4.3 Large and small circulation; arterial pressure and its measurement (concept of systolic and diastolic pressure); mean arterial pressure and factors affecting it; structure of blood vessels: differences between arteries and veins; the role of arteries and veins in helping the heart to pump blood; regulation of arterial pressure and baroceptor reflex (schematic drawing of its functioning).
5. Physiology of the Respiratory System (4 hours).
5.1 Introduction to the respiratory system: anatomy and general functions; the reasons for an internalized respiratory system; upper and lower airways; structure of the lung and alveoli; the pleurae and their role in ventilation; inspiratory and expiratory muscles; concepts of lung compliance and elasticity; the four phases of external respiration.
5.2 Ventilation (inhalation and exhalation) gas exchange between alveoli and blood; the laws of gases; muscles involved in ventilation at rest and under stress; ventilation mechanics; spirometry and measurement of pulmonary volumes and capacities (graph); concept of pulmonary and alveolar ventilation (formulas); and air exchange between external space and lungs.
5.3 Transport of gasses in the blood and gas exchange blood-tissues; transport of O2; hemoglobin/ O2 dissociation curve (graph); blood transport of CO2 and its effect on blood pH.
6. Physiology of the kidney (6 hours).
6.1 Introduction to the urinary system: urinary tract and kidney; main functions of the kidneys; cortex and medullary; nephron: tubular elements and vascular elements (schematic drawing of its different parts); structure of the renal corpuscle (schematic drawing).
6.2 The nephron: the four fundamental processes (filtration, resorption, secretion, excretion); filtration fraction; filtration pressure; autoregulation of glomerular filtration rate (graph): myogenic response and tubular-glomerular feedback; resorption (e.g.: sodium, glucose, urea).
6.3 The hydro-electrolytic balance: water balance and role of the kidney in its regulation; vasopressin or antidiuretic hormone; counter-current exchange in the medullary of the kidney (schematic drawing of its functioning); sodium and potassium balance and renin-angiotensin-aldosterone via; behavioural mechanisms in the hydro-electrolytic balance: thirst, appetite for salt, behaviour of avoiding heat.
Insights (2 hours)
a.

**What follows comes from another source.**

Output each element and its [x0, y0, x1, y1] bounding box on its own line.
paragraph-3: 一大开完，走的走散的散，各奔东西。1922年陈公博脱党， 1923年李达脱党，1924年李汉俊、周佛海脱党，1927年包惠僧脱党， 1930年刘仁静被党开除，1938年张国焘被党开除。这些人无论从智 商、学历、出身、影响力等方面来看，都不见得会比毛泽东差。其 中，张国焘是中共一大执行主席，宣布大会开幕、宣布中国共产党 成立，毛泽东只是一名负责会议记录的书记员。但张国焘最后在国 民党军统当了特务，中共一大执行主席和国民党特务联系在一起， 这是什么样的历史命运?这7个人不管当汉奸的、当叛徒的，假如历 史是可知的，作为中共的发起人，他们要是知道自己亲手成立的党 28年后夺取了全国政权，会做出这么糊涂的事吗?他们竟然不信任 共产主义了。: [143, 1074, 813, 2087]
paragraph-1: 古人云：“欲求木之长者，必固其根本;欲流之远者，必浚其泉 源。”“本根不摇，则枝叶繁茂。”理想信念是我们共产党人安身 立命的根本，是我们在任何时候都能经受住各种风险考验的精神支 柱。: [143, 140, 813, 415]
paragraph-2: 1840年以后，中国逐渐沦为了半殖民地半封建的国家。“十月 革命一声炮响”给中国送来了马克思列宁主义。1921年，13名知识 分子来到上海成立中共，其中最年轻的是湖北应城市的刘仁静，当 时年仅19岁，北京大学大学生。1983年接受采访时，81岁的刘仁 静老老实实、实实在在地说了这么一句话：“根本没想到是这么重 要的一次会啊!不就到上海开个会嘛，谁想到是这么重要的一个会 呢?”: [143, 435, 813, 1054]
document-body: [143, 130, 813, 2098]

Reflex control of blood pressure and ventilation (1 hour): aortic and carotid baroreceptors; bulbar cardiovascular control center; autonomous efferent pathways: targets and effect of sympathetic and parasympathetic regulation; baroceptive reflex (schematic drawing of its operation); central and peripheral chemoceptors; bulbary control centres and ventilation bridges; efferent pathways to the ventilator muscles.
b. Blood; composition of plasma; corpusculated component: red blood cells, white blood cells and platelets; concept of hematocrit; hematopoiesis; hemostasis and coagulation.